ASNAU discusses raising the university minimum wage

ASNAU senate member, Dane Nardi asks a question to the Vice President of Enrollment, Jane Kuhn, about the course fees, March 14, 2019. 

During the Jan. 20  ASNAU Senate meeting, students, faculty and staff were allowed to ask questions about the student minimum wage on campus with Vice President of Student Affairs, Margot Saltonstall, and Vice President of University Finance and Business Services, Bjorn Flugstad. 

ASNAU Senate Chair, Jacob Carter, opened the meeting by explaining the on-campus minimum wage is an equity issue for students, and the  30 minute discussion would serve as an update to the campus community. 

“Last year, myself and a few other senators passed a resolution calling on the university administration to meet Flagstaff’s minimum wage, which is currently $15.50,” Carter said. “Myself and the senators felt the minimum wage, currently, with NAU abiding by the state minimum wage [$12.80], is an equity issue. Since then we have had multiple productive conversations with university administration, with Saltonstall and the Career Development Office, to push a proposal through, and it looks like we may have an update from both vice presidents.”

Before taking questions herself, Saltonstall opened with a brief summary of the conversations ASNAU and her office have had the past year. These conversations covered the importance of raising NAU wages to match Flagstaff minimum wage in order to support student workers.

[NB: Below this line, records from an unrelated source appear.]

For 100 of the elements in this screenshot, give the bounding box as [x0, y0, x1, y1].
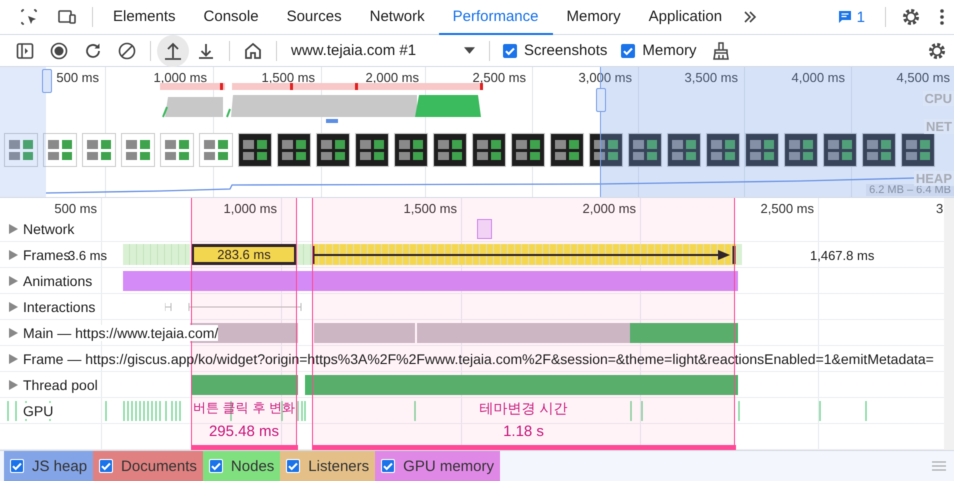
screenshot-thumbnail	[355, 133, 389, 167]
network-request-bar	[326, 119, 338, 123]
time-tick-label: 4,000 ms	[792, 70, 845, 85]
time-tick-label: 1,500 ms	[404, 201, 457, 216]
range-handle[interactable]	[42, 69, 52, 93]
track-label[interactable]: Interactions	[23, 299, 96, 315]
screenshot-thumbnail	[745, 133, 779, 167]
counter-toggle[interactable]: Nodes	[202, 451, 280, 481]
panel-tab[interactable]: Memory	[552, 0, 635, 34]
upload-icon[interactable]	[157, 34, 189, 66]
checkbox[interactable]	[621, 44, 636, 58]
screenshot-thumbnail	[628, 133, 662, 167]
checkbox[interactable]	[503, 44, 517, 58]
panel-tab[interactable]: Elements	[99, 0, 190, 34]
track-label[interactable]: Animations	[23, 273, 92, 289]
frame-duration: 1,467.8 ms	[810, 248, 874, 263]
screenshot-thumbnail	[160, 133, 194, 167]
checkbox-label: Memory	[642, 42, 697, 59]
screenshot-thumbnail	[199, 133, 233, 167]
time-tick-label: 4,500 ms	[896, 70, 950, 85]
message-icon	[838, 10, 852, 24]
time-tick-label: 3	[936, 201, 944, 216]
lane-label: HEAP	[914, 171, 954, 186]
screenshot-thumbnail	[823, 133, 857, 167]
counter-toggle[interactable]: GPU memory	[375, 451, 500, 481]
screenshot-thumbnail	[511, 133, 545, 167]
time-tick-label: 2,500 ms	[472, 70, 526, 85]
more-tabs-icon[interactable]	[742, 9, 758, 25]
screenshot-thumbnail	[121, 133, 155, 167]
counter-toggle[interactable]: Documents	[93, 451, 203, 481]
screenshot-thumbnail	[433, 133, 467, 167]
track-label[interactable]: Thread pool	[23, 377, 98, 393]
screenshot-thumbnail	[667, 133, 701, 167]
clear-icon[interactable]	[117, 40, 137, 60]
broom-icon[interactable]	[710, 40, 731, 60]
expand-icon[interactable]	[9, 380, 18, 390]
expand-icon[interactable]	[9, 224, 18, 234]
settings-icon[interactable]	[927, 40, 947, 60]
expand-icon[interactable]	[9, 302, 18, 312]
counter-toggle[interactable]: JS heap	[4, 451, 94, 481]
track-label[interactable]: Frames	[23, 247, 70, 263]
screenshot-thumbnail	[901, 133, 935, 167]
scrollbar[interactable]	[944, 198, 954, 450]
time-tick-label: 500 ms	[54, 201, 97, 216]
frame-bar	[123, 244, 190, 265]
drag-handle-icon[interactable]	[932, 461, 946, 471]
more-menu-icon[interactable]	[939, 8, 945, 26]
annotation-label: 버튼 클릭 후 변화	[193, 399, 295, 417]
issues-button[interactable]: 1	[832, 8, 871, 26]
panel-tab[interactable]: Network	[356, 0, 439, 34]
screenshot-thumbnail	[43, 133, 77, 167]
annotation-label: 테마변경 시간	[480, 399, 568, 418]
time-tick-label: 500 ms	[56, 70, 99, 85]
time-tick-label: 2,000 ms	[366, 70, 419, 85]
sidebar-toggle-icon[interactable]	[15, 40, 35, 60]
frame-duration: 3.6 ms	[68, 248, 108, 263]
annotation-duration: 1.18 s	[503, 423, 544, 440]
counter-label: Documents	[121, 458, 197, 474]
selected-frame[interactable]: 283.6 ms	[191, 244, 297, 265]
annotation-duration: 295.48 ms	[208, 423, 280, 440]
inspect-icon[interactable]	[19, 7, 39, 27]
track-label[interactable]: Main — https://www.tejaia.com/	[23, 325, 218, 341]
track-label[interactable]: Network	[23, 221, 74, 237]
dropdown-caret-icon	[464, 47, 475, 54]
counter-toggle[interactable]: Listeners	[280, 451, 376, 481]
network-request-bar	[477, 219, 492, 239]
expand-icon[interactable]	[9, 250, 18, 260]
screenshot-thumbnail	[277, 133, 311, 167]
screenshot-thumbnail	[706, 133, 740, 167]
counter-label: JS heap	[32, 458, 88, 474]
panel-tab[interactable]: Console	[190, 0, 273, 34]
screenshot-thumbnail	[82, 133, 116, 167]
counter-label: Nodes	[230, 458, 274, 474]
expand-icon[interactable]	[9, 354, 18, 364]
screenshot-thumbnail	[784, 133, 818, 167]
record-icon[interactable]	[49, 40, 69, 60]
screenshot-thumbnail	[316, 133, 350, 167]
screenshot-thumbnail	[472, 133, 506, 167]
time-tick-label: 1,000 ms	[154, 70, 207, 85]
time-tick-label: 1,500 ms	[262, 70, 315, 85]
screenshot-thumbnail	[589, 133, 623, 167]
time-tick-label: 1,000 ms	[224, 201, 277, 216]
time-tick-label: 2,000 ms	[582, 201, 636, 216]
panel-tab[interactable]: Application	[634, 0, 736, 34]
range-handle[interactable]	[596, 88, 606, 112]
track-label[interactable]: GPU	[21, 403, 56, 419]
recording-select[interactable]: www.tejaia.com #1	[283, 42, 483, 59]
checkbox-label: Screenshots	[524, 42, 608, 59]
settings-icon[interactable]	[901, 7, 921, 27]
panel-tab[interactable]: Performance	[438, 0, 552, 34]
time-tick-label: 2,500 ms	[760, 201, 814, 216]
screenshot-thumbnail	[394, 133, 428, 167]
expand-icon[interactable]	[9, 276, 18, 286]
counter-label: Listeners	[308, 458, 370, 474]
panel-tab[interactable]: Sources	[272, 0, 356, 34]
device-toolbar-icon[interactable]	[57, 7, 77, 27]
screenshot-thumbnail	[4, 133, 38, 167]
time-tick-label: 3,500 ms	[684, 70, 738, 85]
screenshot-thumbnail	[550, 133, 584, 167]
home-icon[interactable]	[243, 40, 263, 60]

Saltonstall said following her conversation with Carter, she went right to work with the Career Development Office, revising a past proposal that reflected the current amount of student employees on campus. Furthermore, Saltonstall noted after numerous meetings with the university human resources department, President José Luis Cruz Rivera later signed off on the proposal.

“I forwarded [the proposal] up to the president and he was very supportive,” Saltonstall said. “He asked that Flugstad and the budget office take a look at how it could be possible. The president also requested that we talk with HR and have an understanding of what raising the minimum wage would also mean for staff and faculty who are below that level or near that level in terms of compression.” 

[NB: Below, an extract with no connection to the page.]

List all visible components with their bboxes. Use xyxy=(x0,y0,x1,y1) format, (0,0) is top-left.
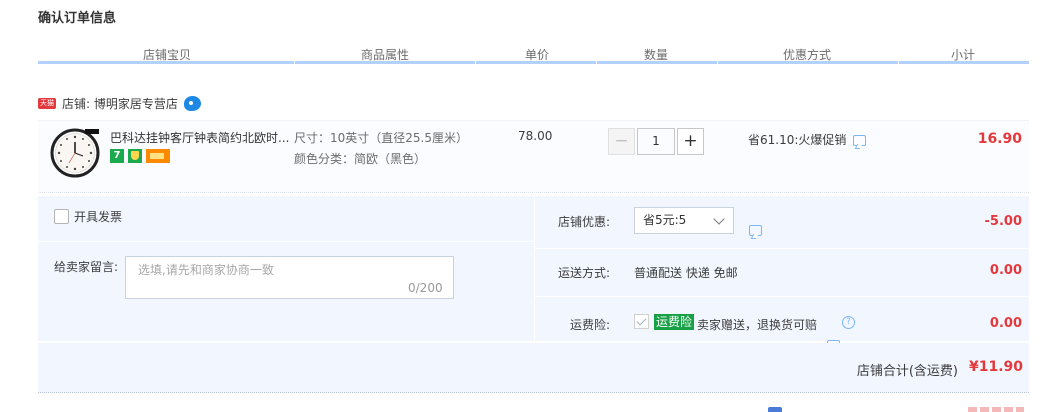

Saltonstall emphasized it is a matter of timing before the university figures out how to proceed with the Flagstaff minimum wage, and then phase in the different levels of student employment categories. 

Additionally, Saltonstall said the university has considered multiple ways to increase the student minimum wage to the same level as Flagstaff’s $15.50. 

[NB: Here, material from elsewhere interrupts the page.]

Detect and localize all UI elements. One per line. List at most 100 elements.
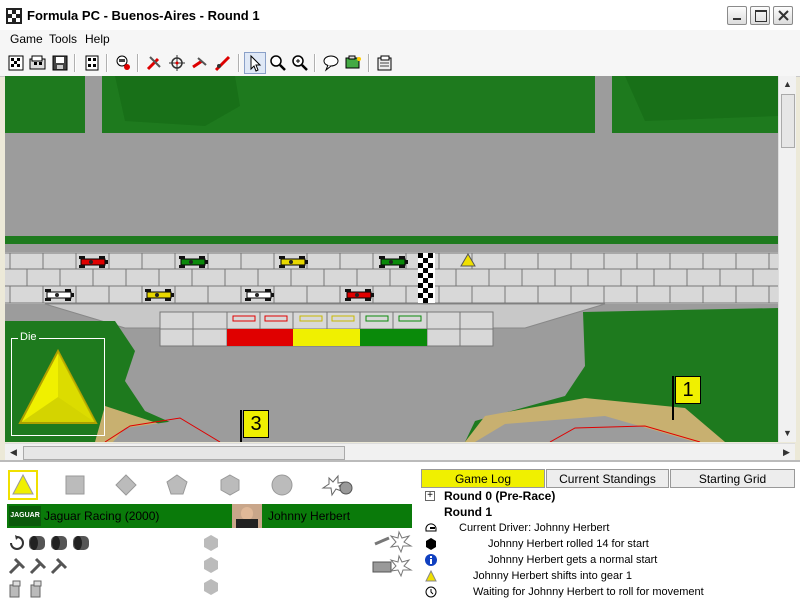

“There were several different ways to look at the proposal, as we thought about getting all the way to $15.50, depending on the position itself,” Saltonstall said. “There were some looking at doing a phased approach where we got to $14.50 and then $15 and then $15.50, so there are several different ways of looking at it all, including a substantial change from the $12.50.”

Senator Sarina Fox expressed concern over NAU having the highest housing and food insecurity across all Arizona public universities, as a majority of students work on campus. 

Saltonstall noted that Cruz Rivera has set up a team to work on financial aid and provide more support to the student body. This support varies from monetary Louie’s Cupboard, a service which provides students with free food items.

“We are going to continue to gather data and better understand why it is that many of our students look differently than some of our sister institutions, but in the meantime we are trying to scale up support,” Saltonstall said. “Louie’s Cupboard has done a fabulous job in the Dean of Students with trying to increase donors and donations, and they’ve been trying to increase the number of distributions to an increased number of students.”

Saltonstall ended the discussion by explaining the university continues to have conversations about the cost of housing with Housing and Residence Life and the NAU Foundation to provide better support to students. 

After the 30 minutes concluded, Saltonstall confirmed with Carter that there is no set date for a decision on the possibility of NAU increasing the campus minimum wage. The Budget Advisory Council is working through the terms of the budgeting process by having more discussions with ASNAU in the latter half of the spring semester.